Alors que le scandale des vacances aux frais de dictateurs récemment renversés ébranle le gouvernement français, et que Nicolas Sarkozy recommande à ses ministres de privilégier le territoire national, la Commission européenne s’apprête elle-aussi à renforcer les règles visant à éviter les conflits d’intérêts. Jeudi dernier, Jose Manuel Barroso a ainsi présenté aux groupes politiques du Parlement européen un projet de révision du « code de conduite » de son institution. Les Commissaires seront dorénavant tenus de ne pas accepter d’invitation dépassant les normes de « l’usage diplomatique et de la courtoisie ». Ils devront également s’abstenir d’accepter les cadeaux de plus de 150€, de prendre des avions privés ou des nuits d’hôtel à plus de 300€.

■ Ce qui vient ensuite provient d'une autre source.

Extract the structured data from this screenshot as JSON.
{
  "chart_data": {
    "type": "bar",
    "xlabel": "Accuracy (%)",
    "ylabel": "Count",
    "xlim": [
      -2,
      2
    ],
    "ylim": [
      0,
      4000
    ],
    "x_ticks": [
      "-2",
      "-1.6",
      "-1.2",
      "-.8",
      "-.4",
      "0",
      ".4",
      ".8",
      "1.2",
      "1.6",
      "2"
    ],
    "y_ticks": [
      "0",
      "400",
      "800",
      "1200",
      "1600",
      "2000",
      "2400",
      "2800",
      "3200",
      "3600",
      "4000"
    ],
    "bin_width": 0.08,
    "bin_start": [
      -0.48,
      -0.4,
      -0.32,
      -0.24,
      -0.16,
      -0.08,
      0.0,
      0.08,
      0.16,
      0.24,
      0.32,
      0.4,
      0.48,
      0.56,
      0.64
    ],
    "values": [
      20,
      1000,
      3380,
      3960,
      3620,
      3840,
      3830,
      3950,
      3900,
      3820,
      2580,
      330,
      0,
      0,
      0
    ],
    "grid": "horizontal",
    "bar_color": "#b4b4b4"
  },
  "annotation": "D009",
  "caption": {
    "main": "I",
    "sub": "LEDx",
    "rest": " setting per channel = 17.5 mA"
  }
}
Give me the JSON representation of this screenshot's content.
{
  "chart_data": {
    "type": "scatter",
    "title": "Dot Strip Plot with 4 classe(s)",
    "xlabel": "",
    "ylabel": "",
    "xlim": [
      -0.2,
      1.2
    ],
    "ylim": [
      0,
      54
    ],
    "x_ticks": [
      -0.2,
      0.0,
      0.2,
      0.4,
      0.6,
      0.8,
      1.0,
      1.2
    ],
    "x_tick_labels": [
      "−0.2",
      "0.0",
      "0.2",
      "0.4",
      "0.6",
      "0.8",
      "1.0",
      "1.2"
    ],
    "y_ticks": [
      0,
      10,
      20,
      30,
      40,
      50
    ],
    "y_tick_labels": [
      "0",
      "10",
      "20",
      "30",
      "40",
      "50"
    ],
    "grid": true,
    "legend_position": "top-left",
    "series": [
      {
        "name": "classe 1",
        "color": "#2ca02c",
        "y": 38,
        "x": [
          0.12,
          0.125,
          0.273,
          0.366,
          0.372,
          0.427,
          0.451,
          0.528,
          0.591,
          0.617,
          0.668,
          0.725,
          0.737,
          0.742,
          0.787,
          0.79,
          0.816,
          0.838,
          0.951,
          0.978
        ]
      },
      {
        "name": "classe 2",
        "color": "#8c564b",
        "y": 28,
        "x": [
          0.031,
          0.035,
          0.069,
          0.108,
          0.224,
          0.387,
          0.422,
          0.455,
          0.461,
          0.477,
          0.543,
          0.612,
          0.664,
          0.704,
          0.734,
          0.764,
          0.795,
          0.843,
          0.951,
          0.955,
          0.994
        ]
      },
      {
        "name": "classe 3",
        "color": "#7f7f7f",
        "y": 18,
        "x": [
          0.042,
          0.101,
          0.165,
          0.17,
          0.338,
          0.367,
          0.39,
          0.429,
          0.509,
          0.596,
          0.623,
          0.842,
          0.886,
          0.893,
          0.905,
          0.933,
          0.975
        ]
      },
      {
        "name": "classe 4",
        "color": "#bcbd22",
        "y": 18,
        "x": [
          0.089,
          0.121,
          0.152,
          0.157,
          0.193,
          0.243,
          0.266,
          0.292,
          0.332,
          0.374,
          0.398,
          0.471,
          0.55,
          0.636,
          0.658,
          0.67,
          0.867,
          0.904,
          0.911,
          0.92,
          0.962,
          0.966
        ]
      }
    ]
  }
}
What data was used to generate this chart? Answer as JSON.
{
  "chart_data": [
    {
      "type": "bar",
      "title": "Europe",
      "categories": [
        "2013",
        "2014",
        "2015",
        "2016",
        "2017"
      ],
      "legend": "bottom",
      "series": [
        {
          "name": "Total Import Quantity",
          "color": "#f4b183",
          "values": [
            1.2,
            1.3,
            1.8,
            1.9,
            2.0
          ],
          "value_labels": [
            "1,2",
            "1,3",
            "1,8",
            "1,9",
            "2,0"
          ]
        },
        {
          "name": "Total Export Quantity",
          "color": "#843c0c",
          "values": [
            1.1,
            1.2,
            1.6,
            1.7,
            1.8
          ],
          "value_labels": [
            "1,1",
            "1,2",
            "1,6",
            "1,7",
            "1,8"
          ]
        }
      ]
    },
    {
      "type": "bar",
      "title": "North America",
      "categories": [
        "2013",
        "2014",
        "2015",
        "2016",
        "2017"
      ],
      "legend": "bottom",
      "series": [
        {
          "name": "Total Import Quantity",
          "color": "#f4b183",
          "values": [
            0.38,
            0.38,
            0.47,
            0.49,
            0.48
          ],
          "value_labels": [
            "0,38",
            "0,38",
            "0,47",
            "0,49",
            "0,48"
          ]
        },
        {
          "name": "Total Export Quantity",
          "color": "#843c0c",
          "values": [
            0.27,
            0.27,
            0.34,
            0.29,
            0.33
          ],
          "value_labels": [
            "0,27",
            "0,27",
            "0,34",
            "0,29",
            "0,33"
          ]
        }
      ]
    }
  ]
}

Il est vrai que la Commission n’a pas été épargnée non plus par les polémiques de la sorte, comme celle du séjour de l’ancien commissaire britannique en charge du commerce extérieur, Peter Mandelson, sur un yacht appartenant au milliardaire russe Oleg Deripaska. Plus récemment, c’est surtout la reconversion d’anciens Commissaires (comme Charlie McCreevy ou encore Günter Verheugen) qui avait fait grincer des dents, ce qui fait d’ailleurs dire aux activistes de la transparence comme l’organisation Alter EU que les améliorations proposées restent largement insuffisantes.
Cette révision du code de conduite de la Commission, qui était d’ailleurs prévue de longue date (la coïncidence avec les déboires du gouvernement français n’est que fortuite) ne règlera en effet pas tous les problèmes. Mais si petit soit-il, il s’agit néanmoins d’un pas dans la bonne direction afin de renforcer la confiance des citoyens européens dans l’intégrité de leurs dirigeants, et ainsi dans l’Union en général.